— Черт знает что за порядки! — проворчал он, и, перецепив кофту жены, водрузил свою робу на обычное место. — Никак не приучишь людей к порядку.
Александр Петрович долго и сердито плескался над умывальником, потом молча обтерся полотенцем и сел за стол, не глядя на жену.
Ольга Степановна не стала досаждать мужу расспросами — знала: все равно ничего ей не скажет или просто-напросто проворчит, что не бабье это дело соваться в заводские дела. Она поставила перед мужем тарелку ароматного борща из свежих овощей. Александр Петрович его очень любил и всегда называл «Ольгин борщ». Но сегодня он нехотя съел две-три ложки и отодвинул тарелку — не мог есть. Мысли назойливо возвращались к встрече с Георгием и разговору у начальника цеха после этого.
Расхаживая по кабинету, начальник цеха говорил бесстрастно-спокойным голосом, что руководство ценит его, Дубова, как старого кадровика, но что сейчас нужны мастера технически грамотные, и ему, Александру Петровичу Дубову, не мешало бы пойти подучиться на сокращенный курс в техникум, организованный специально для младшего комсостава завода. Это в пятьдесят-то лет, чтобы стать дипломированным пенсионером! Нет уж! Пусть предложат такое дело какому-нибудь мальчишке.

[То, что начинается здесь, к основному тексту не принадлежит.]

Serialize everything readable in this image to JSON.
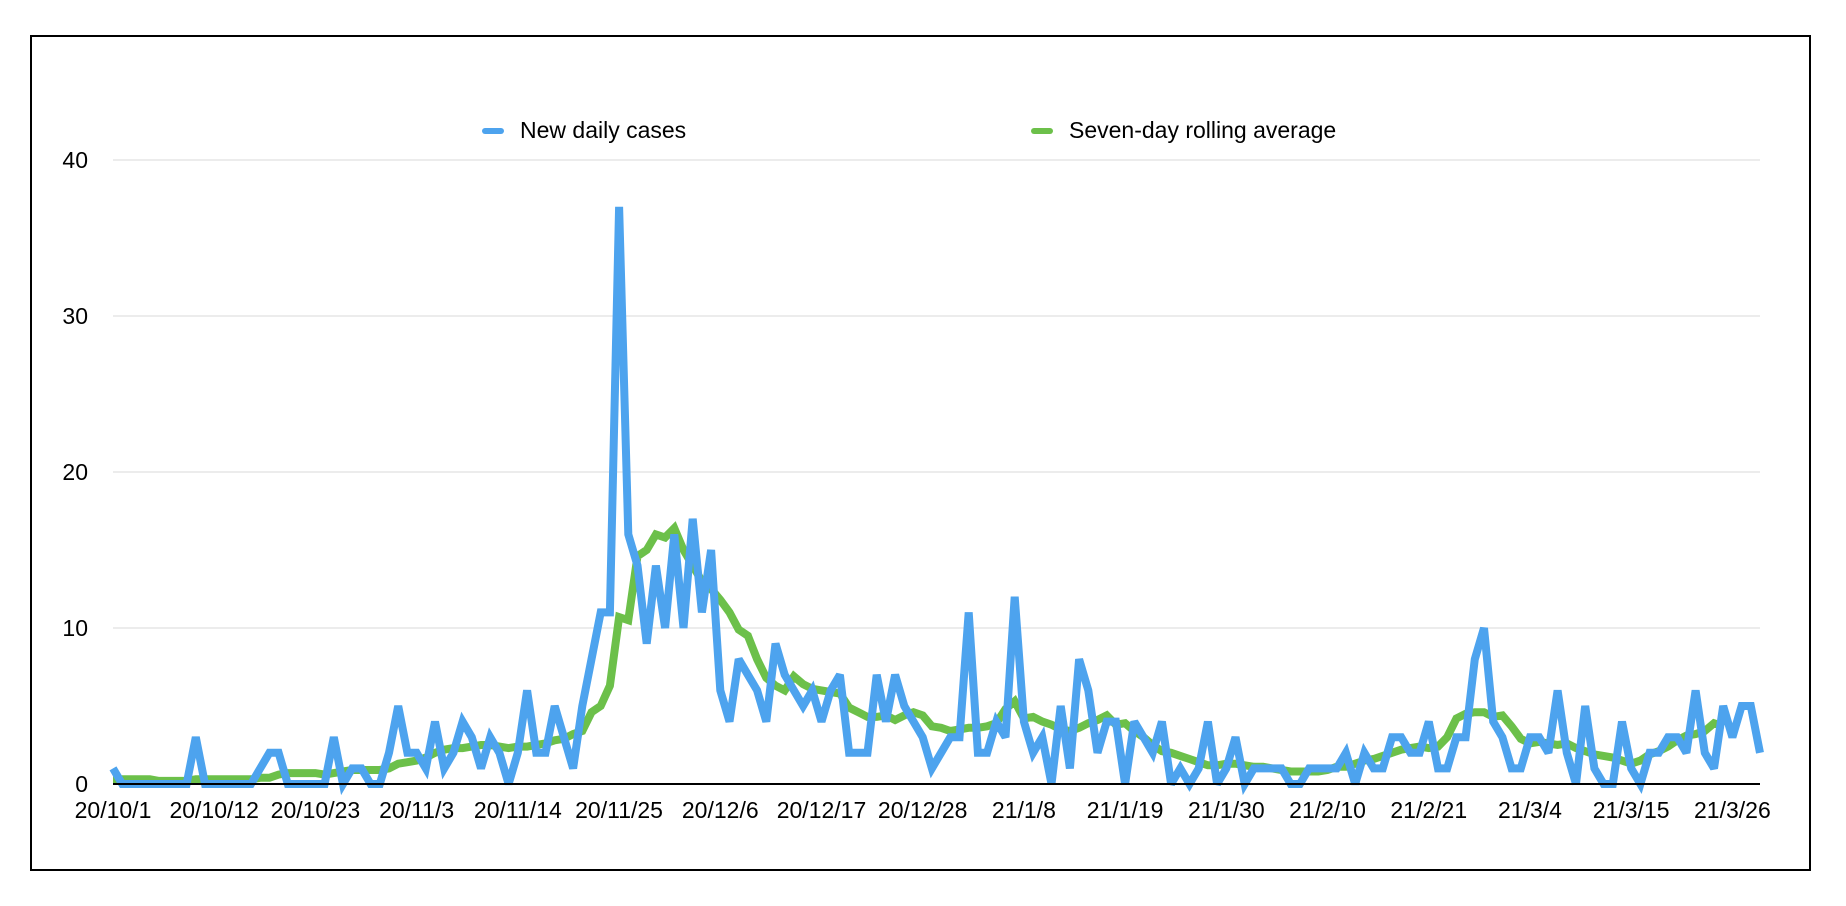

Там же у начальника в кабинете Дубов выложил на стол заявление, которое носил в кармане уже несколько дней, с просьбой отпустить его в другой цех. Начальник пожал плечами: «Мудришь, Дубов! Уговаривать не стану. Забери заявление и подумай». Нет, думать тут нечего. Несправедливо с ним обошлись. И дело не в том, что его понизили, а Георгия повысили в должности, а в том, что сделали это нехорошо, не по-доброму.
Георгий, конечно, тут ни при чем. Гошка идет своей дорогой. Он теперь инженер. Кому и руководить, как не ему…
Георгий потянет участок. Он такой, он потянет.
Александр Петрович иная его еще пацаном, когда чернявый, шустрый, похожий на цыганенка (Дубов так и называл его «цыганком») Гошка в годы войны пришел к нему напарником.
Дали ему четвертый разряд токаря, поставили работать на огромный карусельный станок. Трудились, как говорили рабочие: «Давай, давай!» И давали по две смены кряду. Бывало, Гошка не выдерживал такого напряжения и засыпал прямо у станка, прислонившись к инструментальной тумбочке. Дубов работал на соседнем станке: глянет — дружок посапывает. «Вот ведь беда с парнишкой», — подумает и сам начнет работать на двух станках: за себя и за него. «Школу бы ему в самый раз кончать, а он, вишь, машины делает. Время-времечко…»
Однажды, было это в лютую февральскую пору, увидел Александр Петрович, что Гошка мерзнет в своей ремесленной шинелишке, и принес ему из дому стеганку да валенки. «Хоть не шибко новое, а все потеплей будет».
Кончилась война. Настоял Александр Петрович, чтобы Гошку перевели работать только на две смены и чтоб не оставляли сверхурочно — дали возможность парню учиться.
А сорванец он был, этот «цыганок»!
Бывало, начальство разойдется с участка, а он давай кататься по пролету на кран-балке. А то придумал хвосты цеплять из обтирочных концов: идет какая-нибудь девчонка, а он ей враз хвост и подцепит за лямки передника. Вот холит по цеху девчонка, бедная, видит, что смеются над ней. Разалеется. Осмотрит себя эдак укладкой — вроде все в порядке. И ходит так, пока кто-нибудь из подруг не отцепит.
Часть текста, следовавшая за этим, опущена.